Many of those Latino families continued to attend Ascension after the baptisms, Long said, but the clash of cultures was too difficult for the congregation there to navigate. She discussed the future of this Latino ministry with Alabama Bishop Kee Sloan, and he connected her with church leaders at All Saints’, which had tried unsuccessfully to create its own Latino ministries.
“There is a real need for that, for the church to reach out to Spanish-speaking people,” Sloan told Episcopal News Service during his visit Oct. 18 with The Episcopal Church’s Executive Council, which held its fall meeting in Montgomery. He lauded All Saints’ as “a joyful congregation.”

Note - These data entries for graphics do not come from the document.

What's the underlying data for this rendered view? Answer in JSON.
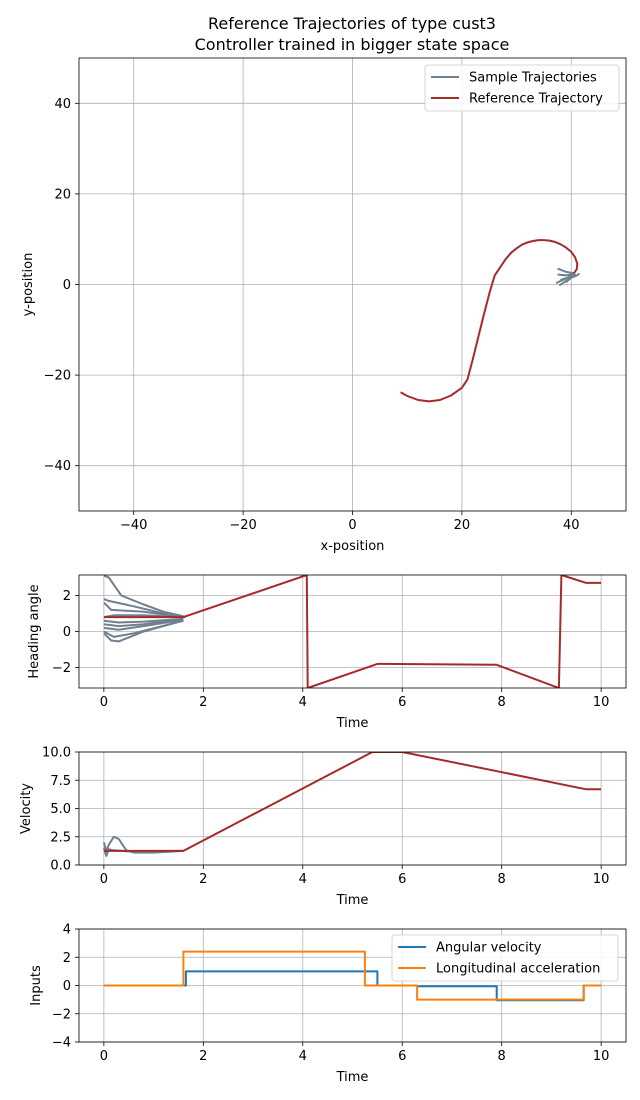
{
  "chart_data": [
    {
      "type": "line",
      "title": "Reference Trajectories of type cust3",
      "subtitle": "Controller trained in bigger state space",
      "xlabel": "x-position",
      "ylabel": "y-position",
      "xlim": [
        -50,
        50
      ],
      "ylim": [
        -50,
        50
      ],
      "xticks": [
        -40,
        -20,
        0,
        20,
        40
      ],
      "yticks": [
        -40,
        -20,
        0,
        20,
        40
      ],
      "grid": true,
      "legend_position": "top-right",
      "series": [
        {
          "name": "Sample Trajectories",
          "color": "#708090",
          "lines": [
            [
              [
                37.5,
                3.5
              ],
              [
                39,
                2.8
              ],
              [
                40.5,
                2.5
              ]
            ],
            [
              [
                37.5,
                2.2
              ],
              [
                39,
                2.0
              ],
              [
                40.5,
                2.3
              ]
            ],
            [
              [
                38,
                1.0
              ],
              [
                39.5,
                1.6
              ],
              [
                40.6,
                2.4
              ]
            ],
            [
              [
                37.2,
                0.3
              ],
              [
                39,
                1.3
              ],
              [
                40.5,
                2.2
              ]
            ],
            [
              [
                37.8,
                -0.2
              ],
              [
                39.3,
                1.0
              ],
              [
                40.5,
                2.1
              ]
            ],
            [
              [
                39,
                0.5
              ],
              [
                40,
                1.5
              ],
              [
                40.8,
                2.3
              ]
            ],
            [
              [
                40.2,
                1.6
              ],
              [
                41,
                2.0
              ],
              [
                41.5,
                2.4
              ]
            ]
          ]
        },
        {
          "name": "Reference Trajectory",
          "color": "#a52a2a",
          "points": [
            [
              8.8,
              -23.8
            ],
            [
              10,
              -24.6
            ],
            [
              12,
              -25.5
            ],
            [
              14,
              -25.8
            ],
            [
              16,
              -25.5
            ],
            [
              18,
              -24.5
            ],
            [
              20,
              -22.8
            ],
            [
              21,
              -21
            ],
            [
              22,
              -16.5
            ],
            [
              23,
              -11.6
            ],
            [
              24,
              -6.7
            ],
            [
              25,
              -2
            ],
            [
              26,
              2
            ],
            [
              27,
              3.8
            ],
            [
              28,
              5.6
            ],
            [
              29,
              7
            ],
            [
              30,
              8
            ],
            [
              31,
              8.8
            ],
            [
              32,
              9.3
            ],
            [
              33,
              9.6
            ],
            [
              34,
              9.8
            ],
            [
              35,
              9.8
            ],
            [
              36,
              9.7
            ],
            [
              37,
              9.4
            ],
            [
              38,
              8.9
            ],
            [
              39,
              8.2
            ],
            [
              40,
              7.2
            ],
            [
              40.7,
              6.0
            ],
            [
              41.1,
              4.6
            ],
            [
              41,
              3.4
            ],
            [
              40.5,
              2.5
            ]
          ]
        }
      ]
    },
    {
      "type": "line",
      "xlabel": "Time",
      "ylabel": "Heading angle",
      "xlim": [
        -0.5,
        10.5
      ],
      "ylim": [
        -3.14,
        3.14
      ],
      "xticks": [
        0,
        2,
        4,
        6,
        8,
        10
      ],
      "yticks": [
        -2,
        0,
        2
      ],
      "grid": true,
      "series": [
        {
          "color": "#708090",
          "lines": [
            [
              [
                0,
                3.1
              ],
              [
                0.1,
                3.0
              ],
              [
                0.35,
                2.0
              ],
              [
                0.8,
                1.5
              ],
              [
                1.2,
                1.1
              ],
              [
                1.6,
                0.85
              ]
            ],
            [
              [
                0,
                1.8
              ],
              [
                0.1,
                1.7
              ],
              [
                0.6,
                1.4
              ],
              [
                1.2,
                1.0
              ],
              [
                1.65,
                0.8
              ]
            ],
            [
              [
                0,
                1.6
              ],
              [
                0.15,
                1.2
              ],
              [
                0.8,
                1.1
              ],
              [
                1.6,
                0.8
              ]
            ],
            [
              [
                0,
                0.8
              ],
              [
                0.2,
                0.9
              ],
              [
                0.8,
                0.9
              ],
              [
                1.6,
                0.8
              ]
            ],
            [
              [
                0,
                0.6
              ],
              [
                0.3,
                0.5
              ],
              [
                0.8,
                0.55
              ],
              [
                1.6,
                0.7
              ]
            ],
            [
              [
                0,
                0.4
              ],
              [
                0.3,
                0.3
              ],
              [
                0.8,
                0.4
              ],
              [
                1.6,
                0.7
              ]
            ],
            [
              [
                0,
                0.2
              ],
              [
                0.3,
                0.1
              ],
              [
                0.8,
                0.3
              ],
              [
                1.6,
                0.65
              ]
            ],
            [
              [
                0,
                0.0
              ],
              [
                0.2,
                -0.3
              ],
              [
                0.6,
                -0.1
              ],
              [
                1.6,
                0.6
              ]
            ],
            [
              [
                0,
                -0.1
              ],
              [
                0.15,
                -0.5
              ],
              [
                0.3,
                -0.55
              ],
              [
                0.8,
                0.0
              ],
              [
                1.6,
                0.6
              ]
            ]
          ]
        },
        {
          "color": "#a52a2a",
          "lines": [
            [
              [
                0,
                0.8
              ],
              [
                1.6,
                0.8
              ],
              [
                4.08,
                3.14
              ]
            ],
            [
              [
                4.08,
                3.14
              ],
              [
                4.1,
                -3.14
              ]
            ],
            [
              [
                4.1,
                -3.14
              ],
              [
                5.5,
                -1.8
              ],
              [
                7.9,
                -1.85
              ],
              [
                9.15,
                -3.14
              ]
            ],
            [
              [
                9.15,
                -3.14
              ],
              [
                9.2,
                3.14
              ]
            ],
            [
              [
                9.2,
                3.14
              ],
              [
                9.7,
                2.7
              ],
              [
                10,
                2.7
              ]
            ]
          ]
        }
      ]
    },
    {
      "type": "line",
      "xlabel": "Time",
      "ylabel": "Velocity",
      "xlim": [
        -0.5,
        10.5
      ],
      "ylim": [
        0,
        10
      ],
      "xticks": [
        0,
        2,
        4,
        6,
        8,
        10
      ],
      "yticks": [
        0.0,
        2.5,
        5.0,
        7.5,
        10.0
      ],
      "ytick_labels": [
        "0.0",
        "2.5",
        "5.0",
        "7.5",
        "10.0"
      ],
      "grid": true,
      "series": [
        {
          "color": "#708090",
          "lines": [
            [
              [
                0,
                2.0
              ],
              [
                0.05,
                1.2
              ],
              [
                0.1,
                1.8
              ],
              [
                0.2,
                2.5
              ],
              [
                0.3,
                2.3
              ],
              [
                0.45,
                1.3
              ],
              [
                0.6,
                1.1
              ],
              [
                1.0,
                1.1
              ],
              [
                1.6,
                1.25
              ]
            ],
            [
              [
                0,
                1.5
              ],
              [
                0.05,
                0.8
              ],
              [
                0.1,
                1.4
              ],
              [
                0.2,
                1.3
              ],
              [
                0.5,
                1.2
              ],
              [
                1.6,
                1.25
              ]
            ]
          ]
        },
        {
          "color": "#a52a2a",
          "lines": [
            [
              [
                0,
                1.25
              ],
              [
                1.6,
                1.25
              ],
              [
                5.4,
                10.0
              ],
              [
                6,
                10.0
              ],
              [
                9.7,
                6.7
              ],
              [
                10,
                6.7
              ]
            ]
          ]
        }
      ]
    },
    {
      "type": "line",
      "xlabel": "Time",
      "ylabel": "Inputs",
      "xlim": [
        -0.5,
        10.5
      ],
      "ylim": [
        -4,
        4
      ],
      "xticks": [
        0,
        2,
        4,
        6,
        8,
        10
      ],
      "yticks": [
        -4,
        -2,
        0,
        2,
        4
      ],
      "grid": true,
      "legend_position": "top-right",
      "series": [
        {
          "name": "Angular velocity",
          "color": "#1f77b4",
          "points": [
            [
              0,
              0
            ],
            [
              1.65,
              0
            ],
            [
              1.65,
              1.0
            ],
            [
              5.5,
              1.0
            ],
            [
              5.5,
              0
            ],
            [
              6.3,
              0
            ],
            [
              6.3,
              -0.05
            ],
            [
              7.9,
              -0.05
            ],
            [
              7.9,
              -1.05
            ],
            [
              9.65,
              -1.05
            ],
            [
              9.65,
              0
            ],
            [
              10,
              0
            ]
          ]
        },
        {
          "name": "Longitudinal acceleration",
          "color": "#ff7f0e",
          "points": [
            [
              0,
              0
            ],
            [
              1.6,
              0
            ],
            [
              1.6,
              2.4
            ],
            [
              5.25,
              2.4
            ],
            [
              5.25,
              0
            ],
            [
              6.3,
              0
            ],
            [
              6.3,
              -1.0
            ],
            [
              9.65,
              -1.0
            ],
            [
              9.65,
              0
            ],
            [
              10,
              0
            ]
          ]
        }
      ]
    }
  ]
}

In January 2019, the Latino families that had attended Ascension joined Long in an inaugural Spanish-language service at All Saints’, claiming it as their new spiritual home.
“It came at a time for our parish when we were wondering what does the future hold for us,” said Peeples, who serves All Saints’ part time and also works as a hospice chaplain. The congregation was not growing on its own, so it was open to trying something new.
All Saints’ and Todos Santos are separate worshipping communities, but they are finding ways to engage with each other. Fifield, while struggling with the language barrier, said she thinks with time it will become easier for the two groups to communicate. On Oct. 20, she struck up a brief conversation at the hospitality hour with a couple and their daughter who had arrived early for the Spanish-language service.
Peeples and Long also said the two groups came together in a big way for a joint Easter service this year that was followed by an outdoor church picnic. “That was the best Easter ever,” Long said. Another joint service is planned around All Saints’ Day.
The UTO grant is intended to enhance the worship space during the Todos Santos services and make the church more welcoming for Latino families. The English-language service is typically accompanied by an organist or pianist, and Long would like to purchase other instruments for a Spanish-language praise band. Some of the money also will be used to purchase icons, or paintings of Jesus, Mary and other saints, that can be placed at the altar for the afternoon service and then removed.
“Latinos are very serious about the cloud of witnesses. They want to feel the saints in their worship,” Long said.
After the 10:30 a.m. service on Oct. 20, Gwen Moore, an All Saints’ vestry member, helped set up treats for the hospitality hour on the table in a gathering area near the church’s entrance. Moore has been attending All Saints’ about five years. She prefers smaller community churches like this and thinks the addition of Todos Santos has potential to “get the life back” in the church she has grown to love.
“It became a blessing when this door opened for us,” Moore said.